The new findings "were against our expectations," said Donald Tashkin of the University of California at Los Angeles, a pulmonologist who has studied marijuana for 30 years.

"We hypothesized that there would be a positive association between marijuana use and lung cancer, and that the association would be more positive with heavier use," he said. "What we found instead was no association at all, and even a suggestion of some protective effect."

Federal health and drug enforcement officials have widely used Tashkin's previous work on marijuana to make the case that the drug is dangerous. Tashkin said that while he still believes marijuana is potentially harmful, its cancer-causing effects appear to be of less concern than previously thought.

Earlier work established that marijuana does contain cancer-causing chemicals as potentially harmful as those in tobacco, he said. However, marijuana also contains the chemical THC, which he said may kill aging cells and keep them from becoming cancerous.

Every blog in America, including this one, made fun of David Harrison for that line, and now we learn it's not funny at all? I feel like David Harrison owes us some new funny angle to this story, since we just got robbed of our old one.

The same TrueHoop reader also says:

You're right, of course. Playing in the NBA must be way better than smoking marijuana. I'd trade in a heartbeat, if I could. But if everybody thinks that way, no one will ever speak out against the injustice of our drug laws. It's not just about hassling recreational potsmokers like myself and David Harrison. People still go to prison for marijuana-related crimes. Here in California, people who run medical marijuana dispensaries that are legal under state law can have their business seized, their livelihood destroyed and their freedom taken away whenever the DEA feels like it. Sure, there are a lot of people who would be more credible than David Harrison who might speak out against this, but that's an argument that those people should speak out, not that David Harrison shouldn't. 

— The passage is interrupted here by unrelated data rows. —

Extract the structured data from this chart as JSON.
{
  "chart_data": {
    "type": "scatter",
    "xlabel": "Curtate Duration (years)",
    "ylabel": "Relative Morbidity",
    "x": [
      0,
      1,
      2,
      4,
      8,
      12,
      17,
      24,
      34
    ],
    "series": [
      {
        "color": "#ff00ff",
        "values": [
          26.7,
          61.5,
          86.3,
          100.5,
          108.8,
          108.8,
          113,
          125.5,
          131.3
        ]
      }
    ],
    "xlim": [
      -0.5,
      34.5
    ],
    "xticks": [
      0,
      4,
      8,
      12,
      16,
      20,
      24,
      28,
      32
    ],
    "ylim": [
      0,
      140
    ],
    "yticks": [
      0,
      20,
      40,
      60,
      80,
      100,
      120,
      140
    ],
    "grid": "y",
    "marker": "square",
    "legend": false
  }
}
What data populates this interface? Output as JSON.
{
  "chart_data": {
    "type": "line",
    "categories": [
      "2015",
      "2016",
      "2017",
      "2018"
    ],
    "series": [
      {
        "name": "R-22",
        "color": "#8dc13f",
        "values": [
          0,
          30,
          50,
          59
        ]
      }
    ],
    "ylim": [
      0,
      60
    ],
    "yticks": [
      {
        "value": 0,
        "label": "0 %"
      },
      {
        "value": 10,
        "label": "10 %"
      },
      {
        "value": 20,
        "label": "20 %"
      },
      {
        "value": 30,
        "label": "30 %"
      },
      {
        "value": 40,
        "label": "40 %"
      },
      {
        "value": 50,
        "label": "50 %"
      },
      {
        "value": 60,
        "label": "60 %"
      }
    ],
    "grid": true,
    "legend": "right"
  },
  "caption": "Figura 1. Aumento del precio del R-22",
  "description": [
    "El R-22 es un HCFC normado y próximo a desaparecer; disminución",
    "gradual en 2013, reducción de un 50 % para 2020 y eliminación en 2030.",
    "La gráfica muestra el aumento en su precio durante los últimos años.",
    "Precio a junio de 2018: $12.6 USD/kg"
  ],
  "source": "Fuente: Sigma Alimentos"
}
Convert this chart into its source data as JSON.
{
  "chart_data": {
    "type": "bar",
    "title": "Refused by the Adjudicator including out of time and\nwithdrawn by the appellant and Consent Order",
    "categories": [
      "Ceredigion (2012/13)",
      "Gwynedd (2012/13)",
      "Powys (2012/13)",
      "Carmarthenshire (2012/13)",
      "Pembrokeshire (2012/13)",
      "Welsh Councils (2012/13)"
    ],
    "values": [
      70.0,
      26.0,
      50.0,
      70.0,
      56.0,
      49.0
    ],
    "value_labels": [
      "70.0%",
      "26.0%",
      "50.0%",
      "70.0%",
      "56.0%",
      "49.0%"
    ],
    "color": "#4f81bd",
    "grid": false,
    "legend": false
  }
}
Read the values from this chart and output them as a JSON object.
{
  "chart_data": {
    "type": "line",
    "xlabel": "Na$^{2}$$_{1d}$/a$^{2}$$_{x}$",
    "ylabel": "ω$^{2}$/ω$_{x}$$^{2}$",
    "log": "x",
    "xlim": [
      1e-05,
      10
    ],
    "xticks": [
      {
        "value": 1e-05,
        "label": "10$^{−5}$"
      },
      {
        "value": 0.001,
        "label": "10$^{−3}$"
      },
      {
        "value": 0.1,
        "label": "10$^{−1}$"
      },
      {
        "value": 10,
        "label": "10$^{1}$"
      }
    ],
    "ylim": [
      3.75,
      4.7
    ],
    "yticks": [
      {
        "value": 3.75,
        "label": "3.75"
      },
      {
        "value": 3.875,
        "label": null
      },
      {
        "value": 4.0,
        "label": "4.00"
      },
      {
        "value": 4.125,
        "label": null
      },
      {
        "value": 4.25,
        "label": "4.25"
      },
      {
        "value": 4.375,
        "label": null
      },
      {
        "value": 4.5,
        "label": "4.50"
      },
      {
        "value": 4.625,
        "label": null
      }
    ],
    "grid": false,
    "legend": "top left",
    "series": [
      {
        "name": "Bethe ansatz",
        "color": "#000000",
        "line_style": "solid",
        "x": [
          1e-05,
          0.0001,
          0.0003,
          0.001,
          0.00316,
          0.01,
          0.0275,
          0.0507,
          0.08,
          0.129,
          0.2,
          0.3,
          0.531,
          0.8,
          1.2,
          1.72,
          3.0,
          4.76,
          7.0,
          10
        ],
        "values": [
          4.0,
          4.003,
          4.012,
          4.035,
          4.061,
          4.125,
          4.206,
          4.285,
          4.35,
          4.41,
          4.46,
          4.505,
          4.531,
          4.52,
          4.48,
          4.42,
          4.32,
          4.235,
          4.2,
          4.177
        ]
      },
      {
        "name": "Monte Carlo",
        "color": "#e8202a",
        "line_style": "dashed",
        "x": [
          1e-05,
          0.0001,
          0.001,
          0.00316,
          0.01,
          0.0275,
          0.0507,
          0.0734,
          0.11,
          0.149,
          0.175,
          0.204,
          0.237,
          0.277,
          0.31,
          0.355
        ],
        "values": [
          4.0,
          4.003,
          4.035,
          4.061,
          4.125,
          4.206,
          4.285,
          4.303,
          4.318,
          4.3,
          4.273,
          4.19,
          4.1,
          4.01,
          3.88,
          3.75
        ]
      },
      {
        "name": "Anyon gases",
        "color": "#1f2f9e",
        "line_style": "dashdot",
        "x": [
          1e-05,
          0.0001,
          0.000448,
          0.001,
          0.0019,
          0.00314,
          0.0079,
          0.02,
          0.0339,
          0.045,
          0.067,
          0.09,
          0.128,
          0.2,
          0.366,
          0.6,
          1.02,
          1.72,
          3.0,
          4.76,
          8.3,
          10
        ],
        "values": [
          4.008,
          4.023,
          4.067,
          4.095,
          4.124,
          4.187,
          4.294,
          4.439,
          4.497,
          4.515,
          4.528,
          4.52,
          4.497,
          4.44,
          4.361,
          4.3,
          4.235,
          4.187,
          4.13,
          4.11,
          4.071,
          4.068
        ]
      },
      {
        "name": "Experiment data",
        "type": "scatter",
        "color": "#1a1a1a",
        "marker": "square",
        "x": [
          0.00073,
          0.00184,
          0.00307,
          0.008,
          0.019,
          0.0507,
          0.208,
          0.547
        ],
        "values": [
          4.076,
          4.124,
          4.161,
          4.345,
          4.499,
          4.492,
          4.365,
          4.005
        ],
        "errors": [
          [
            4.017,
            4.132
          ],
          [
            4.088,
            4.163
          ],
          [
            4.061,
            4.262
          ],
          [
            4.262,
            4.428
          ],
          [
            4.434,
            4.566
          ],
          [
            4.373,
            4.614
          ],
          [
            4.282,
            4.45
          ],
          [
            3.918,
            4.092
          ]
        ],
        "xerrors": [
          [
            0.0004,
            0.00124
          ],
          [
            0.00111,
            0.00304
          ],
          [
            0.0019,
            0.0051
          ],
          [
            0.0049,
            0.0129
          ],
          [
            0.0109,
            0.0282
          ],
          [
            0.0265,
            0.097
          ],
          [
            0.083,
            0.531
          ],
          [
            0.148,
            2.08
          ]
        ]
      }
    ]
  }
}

And I hear this point, too. But I guess I don't see why David Harrison can't speak out against injustice while not smoking pot. And where was this righteousness when Harrison was not facing punishment for three straight failed drug tests? I guess my thing is that there is free will here -- he can work for whoever will offer him a job, but he accepted the job with the contract that stipulates these drug tests. He can say what he wants about the rules -- if he wants to write an essay about the drug laws, I'll certainly consider publishing it right here. But until those rules are changed, if I were him, I'd make it my mission to figure out how to have as much fun as possible while sober.